The State asked Ashton a few questions about the book:
What drew you to do a compilation of South Carolina slave narratives?
When I first moved down to South Carolina (Im from Brooklyn originally and I had lived in Iowa for six years before getting the position at Clemson), I really didnt understand how this state worked. Then I realized I was working on an actual plantation, John C. Calhouns plantation, no less. And yet people, even well-meaning and forward-thinking people I worked with, had a hard time knowing how to talk about the complexity of the states history. I began to teach courses about slave narratives a genre so quintessentially American and yet little understood as simultaneously artful and historic and human. As I worked with teaching these narratives I learned that very few of them we know of today represented the South Carolina experience. It was around that point I realized that examining the stories people had told about their own lives, from right here, would be a powerful and effective way to really connect with this state.

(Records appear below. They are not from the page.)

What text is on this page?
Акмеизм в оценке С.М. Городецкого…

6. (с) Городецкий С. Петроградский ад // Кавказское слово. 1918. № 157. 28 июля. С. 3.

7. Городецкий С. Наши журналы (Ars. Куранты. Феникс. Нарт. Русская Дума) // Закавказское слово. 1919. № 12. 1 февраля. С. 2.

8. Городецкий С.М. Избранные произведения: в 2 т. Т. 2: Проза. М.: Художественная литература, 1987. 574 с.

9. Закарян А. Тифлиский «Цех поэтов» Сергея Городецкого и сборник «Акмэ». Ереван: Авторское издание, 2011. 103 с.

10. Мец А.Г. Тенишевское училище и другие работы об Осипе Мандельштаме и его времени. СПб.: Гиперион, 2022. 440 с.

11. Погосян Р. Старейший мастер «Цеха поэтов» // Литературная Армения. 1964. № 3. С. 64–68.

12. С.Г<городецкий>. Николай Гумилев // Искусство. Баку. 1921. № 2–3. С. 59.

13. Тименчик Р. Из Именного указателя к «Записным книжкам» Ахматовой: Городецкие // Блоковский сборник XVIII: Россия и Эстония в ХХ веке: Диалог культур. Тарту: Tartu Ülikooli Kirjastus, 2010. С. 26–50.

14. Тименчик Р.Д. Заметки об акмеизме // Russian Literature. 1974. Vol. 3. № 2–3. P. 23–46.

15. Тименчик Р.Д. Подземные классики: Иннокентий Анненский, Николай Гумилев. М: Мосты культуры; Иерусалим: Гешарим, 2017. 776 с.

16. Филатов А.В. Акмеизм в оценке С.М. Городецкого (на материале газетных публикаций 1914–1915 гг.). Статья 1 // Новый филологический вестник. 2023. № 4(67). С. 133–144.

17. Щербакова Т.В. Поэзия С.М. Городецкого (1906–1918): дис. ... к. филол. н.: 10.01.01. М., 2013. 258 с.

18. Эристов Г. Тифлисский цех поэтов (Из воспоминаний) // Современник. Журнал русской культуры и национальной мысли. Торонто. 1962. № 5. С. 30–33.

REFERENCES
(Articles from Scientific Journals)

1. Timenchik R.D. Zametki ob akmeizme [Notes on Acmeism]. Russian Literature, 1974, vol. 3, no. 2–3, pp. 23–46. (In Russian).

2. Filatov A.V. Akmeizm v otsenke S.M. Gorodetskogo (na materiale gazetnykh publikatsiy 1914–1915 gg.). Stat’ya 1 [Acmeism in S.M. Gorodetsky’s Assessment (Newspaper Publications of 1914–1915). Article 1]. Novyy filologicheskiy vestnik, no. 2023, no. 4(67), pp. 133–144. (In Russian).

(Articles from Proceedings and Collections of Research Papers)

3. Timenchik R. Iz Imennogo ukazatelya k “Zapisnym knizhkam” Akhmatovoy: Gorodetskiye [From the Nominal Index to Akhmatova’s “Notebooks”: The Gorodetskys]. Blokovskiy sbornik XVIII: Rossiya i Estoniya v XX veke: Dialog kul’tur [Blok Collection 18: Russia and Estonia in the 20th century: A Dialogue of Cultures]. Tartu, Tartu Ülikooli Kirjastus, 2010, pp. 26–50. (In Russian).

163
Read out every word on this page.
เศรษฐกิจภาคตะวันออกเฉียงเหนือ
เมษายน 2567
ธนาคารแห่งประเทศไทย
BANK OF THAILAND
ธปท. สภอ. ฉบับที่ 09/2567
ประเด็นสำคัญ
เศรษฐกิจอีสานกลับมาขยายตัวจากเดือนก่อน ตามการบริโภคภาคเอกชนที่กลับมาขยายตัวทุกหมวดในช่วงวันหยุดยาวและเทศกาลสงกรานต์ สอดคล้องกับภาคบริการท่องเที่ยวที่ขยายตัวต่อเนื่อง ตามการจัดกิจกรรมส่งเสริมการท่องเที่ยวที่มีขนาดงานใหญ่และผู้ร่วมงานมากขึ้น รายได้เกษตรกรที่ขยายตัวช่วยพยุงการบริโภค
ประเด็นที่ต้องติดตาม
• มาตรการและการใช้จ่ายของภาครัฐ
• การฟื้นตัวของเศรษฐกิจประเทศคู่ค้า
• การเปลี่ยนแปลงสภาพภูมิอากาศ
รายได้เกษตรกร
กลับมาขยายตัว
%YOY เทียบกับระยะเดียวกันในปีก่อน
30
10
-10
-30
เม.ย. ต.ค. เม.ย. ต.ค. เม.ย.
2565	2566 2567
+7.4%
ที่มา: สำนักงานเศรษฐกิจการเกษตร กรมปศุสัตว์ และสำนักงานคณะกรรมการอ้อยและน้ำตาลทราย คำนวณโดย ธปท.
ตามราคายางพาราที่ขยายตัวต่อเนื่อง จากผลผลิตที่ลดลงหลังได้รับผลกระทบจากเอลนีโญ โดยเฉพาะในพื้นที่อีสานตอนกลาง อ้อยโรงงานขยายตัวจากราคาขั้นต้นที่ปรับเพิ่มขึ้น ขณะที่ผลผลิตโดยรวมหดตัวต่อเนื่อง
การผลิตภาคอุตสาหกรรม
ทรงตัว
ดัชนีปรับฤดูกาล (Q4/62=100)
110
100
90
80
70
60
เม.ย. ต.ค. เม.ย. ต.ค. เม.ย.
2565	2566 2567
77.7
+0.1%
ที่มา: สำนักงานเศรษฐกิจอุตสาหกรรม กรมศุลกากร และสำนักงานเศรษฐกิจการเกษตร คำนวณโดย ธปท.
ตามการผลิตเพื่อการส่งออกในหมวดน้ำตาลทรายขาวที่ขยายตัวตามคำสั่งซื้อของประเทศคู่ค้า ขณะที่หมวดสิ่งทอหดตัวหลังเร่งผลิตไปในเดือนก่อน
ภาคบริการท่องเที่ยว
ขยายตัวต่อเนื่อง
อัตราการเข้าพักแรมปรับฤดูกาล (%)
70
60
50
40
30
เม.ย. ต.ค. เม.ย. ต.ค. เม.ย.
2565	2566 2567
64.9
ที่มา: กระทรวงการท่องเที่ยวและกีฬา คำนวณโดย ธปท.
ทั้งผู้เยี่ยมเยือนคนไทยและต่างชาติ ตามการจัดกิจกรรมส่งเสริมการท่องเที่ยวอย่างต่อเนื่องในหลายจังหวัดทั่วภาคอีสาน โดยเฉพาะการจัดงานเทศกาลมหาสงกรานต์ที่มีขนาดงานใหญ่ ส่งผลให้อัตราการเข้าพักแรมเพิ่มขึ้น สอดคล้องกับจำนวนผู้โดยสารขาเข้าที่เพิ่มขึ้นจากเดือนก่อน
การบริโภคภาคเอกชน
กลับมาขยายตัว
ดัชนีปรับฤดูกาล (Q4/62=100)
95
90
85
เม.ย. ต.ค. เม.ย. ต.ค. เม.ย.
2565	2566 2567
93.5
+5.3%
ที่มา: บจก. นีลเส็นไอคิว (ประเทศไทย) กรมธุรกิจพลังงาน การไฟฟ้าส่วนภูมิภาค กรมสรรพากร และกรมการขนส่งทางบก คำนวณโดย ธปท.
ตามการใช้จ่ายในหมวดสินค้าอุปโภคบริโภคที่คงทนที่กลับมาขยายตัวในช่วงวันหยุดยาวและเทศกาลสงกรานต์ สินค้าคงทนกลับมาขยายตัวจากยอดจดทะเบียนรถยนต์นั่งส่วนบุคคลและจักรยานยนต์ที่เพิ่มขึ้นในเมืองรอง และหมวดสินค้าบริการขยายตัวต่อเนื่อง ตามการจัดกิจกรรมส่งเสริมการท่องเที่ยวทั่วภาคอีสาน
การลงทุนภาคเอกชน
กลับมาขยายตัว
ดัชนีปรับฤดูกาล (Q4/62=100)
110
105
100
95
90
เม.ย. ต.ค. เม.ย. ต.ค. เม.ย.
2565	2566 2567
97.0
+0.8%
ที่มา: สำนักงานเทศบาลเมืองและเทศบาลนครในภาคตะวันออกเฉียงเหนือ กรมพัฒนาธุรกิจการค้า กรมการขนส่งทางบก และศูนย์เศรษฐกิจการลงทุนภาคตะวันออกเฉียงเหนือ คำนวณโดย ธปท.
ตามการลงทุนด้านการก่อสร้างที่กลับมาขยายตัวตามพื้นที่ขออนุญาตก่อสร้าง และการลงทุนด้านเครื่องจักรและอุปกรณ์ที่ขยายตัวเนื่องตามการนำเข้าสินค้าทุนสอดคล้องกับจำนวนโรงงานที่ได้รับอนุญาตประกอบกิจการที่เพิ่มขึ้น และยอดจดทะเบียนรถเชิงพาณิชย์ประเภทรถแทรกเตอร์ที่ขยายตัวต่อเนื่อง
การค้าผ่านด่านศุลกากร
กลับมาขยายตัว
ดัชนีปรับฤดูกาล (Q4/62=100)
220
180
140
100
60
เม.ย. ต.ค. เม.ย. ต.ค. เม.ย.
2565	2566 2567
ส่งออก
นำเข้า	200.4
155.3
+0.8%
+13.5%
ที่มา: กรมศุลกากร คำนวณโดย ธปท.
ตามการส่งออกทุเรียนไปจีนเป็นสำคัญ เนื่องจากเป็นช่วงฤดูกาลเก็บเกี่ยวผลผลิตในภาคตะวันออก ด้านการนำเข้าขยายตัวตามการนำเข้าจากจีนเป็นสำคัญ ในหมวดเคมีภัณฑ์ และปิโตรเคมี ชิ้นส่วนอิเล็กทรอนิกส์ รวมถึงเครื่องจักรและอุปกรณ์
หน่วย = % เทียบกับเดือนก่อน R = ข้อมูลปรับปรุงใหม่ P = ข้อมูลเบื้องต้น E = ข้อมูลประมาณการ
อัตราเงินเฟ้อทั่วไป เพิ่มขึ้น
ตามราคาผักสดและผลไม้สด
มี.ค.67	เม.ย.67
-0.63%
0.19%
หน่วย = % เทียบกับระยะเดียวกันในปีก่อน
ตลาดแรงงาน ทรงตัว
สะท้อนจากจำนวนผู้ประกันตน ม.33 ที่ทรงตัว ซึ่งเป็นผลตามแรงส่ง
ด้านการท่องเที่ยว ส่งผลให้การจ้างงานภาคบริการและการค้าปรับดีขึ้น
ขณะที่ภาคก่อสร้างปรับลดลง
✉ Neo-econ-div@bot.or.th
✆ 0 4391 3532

How did you pick the seven people?
I looked for slave narratives that were largely unpublished, out-of-print, or little known. I scoured library catalogues and databases from across the nation, but I primarily relied upon a magnificent source put together at the University of North Carolina in large part through funding by the National Endowment for the Humanities, docsouth.unc.edu/neh/intro.html.
With the help of my undergraduate research team at the time, I searched through the hundreds of slave narratives to find ones which dealt substantially about the South Carolina experience.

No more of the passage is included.